Belgique : le procès de la filiale européenne de Twitter pour diffusion d’images intimes s’est ouvert, le parquet requiert l’acquittement du réseau social.
L’affaire avait débuté en 2020 lorsqu’une femme s’était tournée vers l’Institut pour l’égalité des femmes et des hommes (IEFH) après la diffusion d’images intimes sans son consentement via X. Les images vidéo avaient été placées parmi d’autres anodines pour contourner les filtres du réseau social. L’Institut a alors demandé plusieurs fois à Twitter de retirer la vidéo, ce qui avait été fait, mais elle est réapparue, et le réseau n’a plus réagi. L’Institut a déposé plainte en décembre 2020.
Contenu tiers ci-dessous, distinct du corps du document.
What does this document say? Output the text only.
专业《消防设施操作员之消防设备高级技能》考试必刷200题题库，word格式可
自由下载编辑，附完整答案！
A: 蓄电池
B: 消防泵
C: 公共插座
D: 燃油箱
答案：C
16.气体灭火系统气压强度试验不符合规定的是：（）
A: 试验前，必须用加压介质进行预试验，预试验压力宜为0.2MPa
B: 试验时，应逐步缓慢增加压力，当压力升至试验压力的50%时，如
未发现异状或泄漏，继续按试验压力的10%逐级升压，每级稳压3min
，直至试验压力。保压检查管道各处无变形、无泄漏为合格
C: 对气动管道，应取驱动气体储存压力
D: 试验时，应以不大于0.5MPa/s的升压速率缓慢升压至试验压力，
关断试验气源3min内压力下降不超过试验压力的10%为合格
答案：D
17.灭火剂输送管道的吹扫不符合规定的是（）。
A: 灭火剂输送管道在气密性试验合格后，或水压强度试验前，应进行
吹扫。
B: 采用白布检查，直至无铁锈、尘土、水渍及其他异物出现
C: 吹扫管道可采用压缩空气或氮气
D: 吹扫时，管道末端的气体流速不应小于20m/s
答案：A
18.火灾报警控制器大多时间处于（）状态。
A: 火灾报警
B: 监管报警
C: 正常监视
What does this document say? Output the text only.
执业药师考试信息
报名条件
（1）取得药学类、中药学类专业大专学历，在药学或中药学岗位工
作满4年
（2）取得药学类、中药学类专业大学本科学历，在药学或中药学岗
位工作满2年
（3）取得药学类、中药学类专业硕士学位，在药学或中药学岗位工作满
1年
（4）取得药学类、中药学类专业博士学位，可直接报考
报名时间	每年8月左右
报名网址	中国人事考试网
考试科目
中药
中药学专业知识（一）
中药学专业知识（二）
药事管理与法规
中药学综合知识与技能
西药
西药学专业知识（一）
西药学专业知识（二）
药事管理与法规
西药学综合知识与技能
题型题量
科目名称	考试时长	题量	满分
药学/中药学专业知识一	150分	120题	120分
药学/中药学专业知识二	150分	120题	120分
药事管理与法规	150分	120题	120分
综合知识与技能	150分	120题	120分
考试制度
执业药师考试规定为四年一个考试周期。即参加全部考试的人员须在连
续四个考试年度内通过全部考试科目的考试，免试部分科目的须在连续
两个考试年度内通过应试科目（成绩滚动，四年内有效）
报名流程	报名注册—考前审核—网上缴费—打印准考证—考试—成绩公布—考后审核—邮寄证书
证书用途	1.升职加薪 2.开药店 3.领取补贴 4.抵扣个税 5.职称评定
Selon Me Thiebaut, pour l’IEFH, il s’agit d’une vidéo de six secondes dans laquelle une femme se fait violer. Le ministère public a pour sa part requis l’acquittement de l’entreprise, arguant que les images de la vidéo n’étaient pas suffisamment explicites.
---------------
France : #MeTooCinéma, le procès intenté par Jacques Doillon pour diffamation à l’encontre de Judith Godrèche se tiendra en mars 2027.
L’actrice Judith Godrèche est poursuivie pour diffamation par le cinéaste Jacques Doillon qu’elle accuse de viols quand elle avait 15 ans. La comédienne avait dénoncé ce "procès-baillon. La plainte pour diffamation déposée par Jacques Doillon vise un message publié par l’actrice sur Instagram le 21 février 2024 dans lequel elle disait que le réalisateur avait pour spécialité de tourner avec des enfants "avec qui il couche".
A ce jour, Jacques Doillon, qui conteste les accusations, n’a pas été mis en examen, mais placé sous le statut de témoin assisté. Les faits dénoncés par Judith Godrèche sont prescrits, mais d’autres plaintes ont suivi.
------------
L’affaire Epstein pourrait constituer un crime contre l’humanité, selon des expert·es de l’ONU.
Les nombreux crimes commis par Jeffrey Epstein pourraient correspondre aux critères de "crime contre l’humanité", ont décrété plusieurs experts du Conseil des droits de l’Homme de l’ONU. Selon eux, les millions de documents rendus publics par la justice américaine suggèrent l’existence d’une "entreprise criminelle mondiale".
"L’ampleur, la nature, le caractère systématique et la portée transnationale de ces atrocités commises contre les femmes et les filles sont si graves qu’un certain nombre d’entre elles pourraient raisonnablement constituer des crimes contre l’humanité", ont-ils avancé.